* Reports Q4 2019 results on Thursday, Nov. 7, after the close
* Revenue expectation: $19.29 billion
* EPS expectation: $0.95
For Walt Disney Company (NYSE:DIS) shareholders, the fun ride is probably over. The company has entered a phase where spending will increase and profit will get hit. That's what the House of Mouse could show when it releases its fiscal fourth-quarter earnings this evening.
Analysts, on average, are forecasting a 36% decline in profit per share when compared with the same period a year ago. While growth in revenue continues to be strong, about 35% year-over-year, the major challenge for Disney is to quickly demonstrate that its streaming-video product is a major success which will rapidly generate more cash flow for the company.
Disney is investing heavily to win back subscribers who decamped to streaming providers such as Netflix Inc (NASDAQ:NFLX). The entertainment giant had earlier warned that 2019 would mark a tough fiscal year as it goes through an internal transition after acquiring most of 21st Century Fox, and as it develops programs for its flagship Disney+ service, scheduled to be launched on Nov. 12.
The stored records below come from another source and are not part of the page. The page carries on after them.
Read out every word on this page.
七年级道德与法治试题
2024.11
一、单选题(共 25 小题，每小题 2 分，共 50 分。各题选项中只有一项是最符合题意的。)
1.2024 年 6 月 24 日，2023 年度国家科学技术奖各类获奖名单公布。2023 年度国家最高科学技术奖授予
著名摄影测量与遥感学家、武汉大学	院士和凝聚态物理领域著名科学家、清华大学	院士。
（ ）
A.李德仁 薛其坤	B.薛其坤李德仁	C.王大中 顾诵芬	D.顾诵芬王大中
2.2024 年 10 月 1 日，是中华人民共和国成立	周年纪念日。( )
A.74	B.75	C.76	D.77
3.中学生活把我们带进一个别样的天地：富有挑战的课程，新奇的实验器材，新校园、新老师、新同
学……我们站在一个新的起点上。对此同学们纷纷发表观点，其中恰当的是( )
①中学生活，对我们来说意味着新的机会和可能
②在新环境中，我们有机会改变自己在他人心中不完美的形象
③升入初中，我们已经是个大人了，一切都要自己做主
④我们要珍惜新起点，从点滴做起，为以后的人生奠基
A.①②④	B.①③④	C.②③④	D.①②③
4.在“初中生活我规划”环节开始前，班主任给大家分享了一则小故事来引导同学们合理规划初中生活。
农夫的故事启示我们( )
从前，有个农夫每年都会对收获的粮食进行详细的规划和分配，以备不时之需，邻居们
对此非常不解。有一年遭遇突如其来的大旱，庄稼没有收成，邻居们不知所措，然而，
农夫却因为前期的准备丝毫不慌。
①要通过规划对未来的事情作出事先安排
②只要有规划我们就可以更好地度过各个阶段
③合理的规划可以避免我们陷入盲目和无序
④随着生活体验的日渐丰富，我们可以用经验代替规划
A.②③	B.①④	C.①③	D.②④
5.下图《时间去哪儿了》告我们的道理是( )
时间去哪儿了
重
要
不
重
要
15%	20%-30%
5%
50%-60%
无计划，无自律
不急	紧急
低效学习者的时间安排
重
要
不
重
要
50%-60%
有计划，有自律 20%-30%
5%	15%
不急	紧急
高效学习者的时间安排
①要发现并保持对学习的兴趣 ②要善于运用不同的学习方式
The company has priced a new bundle of streaming services at a surprisingly low rate of $12.99 a month, for a package that includes family programming, live sports and a vast library of television shows. It said the combined pricing for Disney+, ESPN+ and Hulu will represent a discount of nearly 30% vs their individual prices.
But all this means higher costs and lower profitability in the quarters to come if Disney’s traditional businesses aren’t there to quickly fill that gap. In Q3, spending on movies and TV shows for new online services resulted in a $553 million loss in Disney’s direct-to-consumer division. That figure may balloon to $900 million in the fourth quarter, Christine McCarthy, Disney’s chief financial officer, told analysts in the last earnings call.
The service is likely to have between 60 million and 90 million subscribers by the end of fiscal 2024, the year in which the company expects to achieve profitability on this segment.
Disney Shares Come Under Pressure
The chances of success are good for Disney's streaming service. Verizon Communications Inc (NYSE:VZ), the second-largest telecom operator in the U.S., last month gave the Disney+ service a big boost by offering free access for a year to its customers.
The company’s basic package, at $6.99 a month, costs about half as much as Netflix and offers a library of movies and TV shows that appeals to every kid — everything from "The Avengers" and "Star Wars" to "The Simpsons" and "Toy Story."
At this crucial juncture in his growth plan for Disney, CEO Bob Iger has to make sure that the company’s other growth engines — its vastly popular theme parks and its massive movie empire — are there to pick up the slack.
That didn’t happen in the past quarter though, when profit at the company’s domestic resorts fell even after the opening of Star Wars: Galaxy’s Edge in the Disneyland resort in Anaheim, California, and the releases of “Avengers: Endgame,” the highest-grossing movie of all time, as well as “Aladdin” and “Toy Story 4.”
That’s the reason Disney shares have failed to impress investors in the past quarter. Since hitting a record high of $147.15 in late July, they are down almost 11% to close yesterday at $131.27.
Bottom Line
We're unlikely to see any positive surprises from Disney in a year that's going to push spending higher as the company takes Fox assets on board and spends on investing in the three direct-to-consumer products.
However, Disney is a powerful brand with a lot of growth momentum. It priced its streaming product competitively, which will make it hard for consumers to ignore its Disney+ services, offering rich content and a lot of variety. For these reasons, any pullback in Disney’s stock after the Q4 report should be taken as a buying opportunity.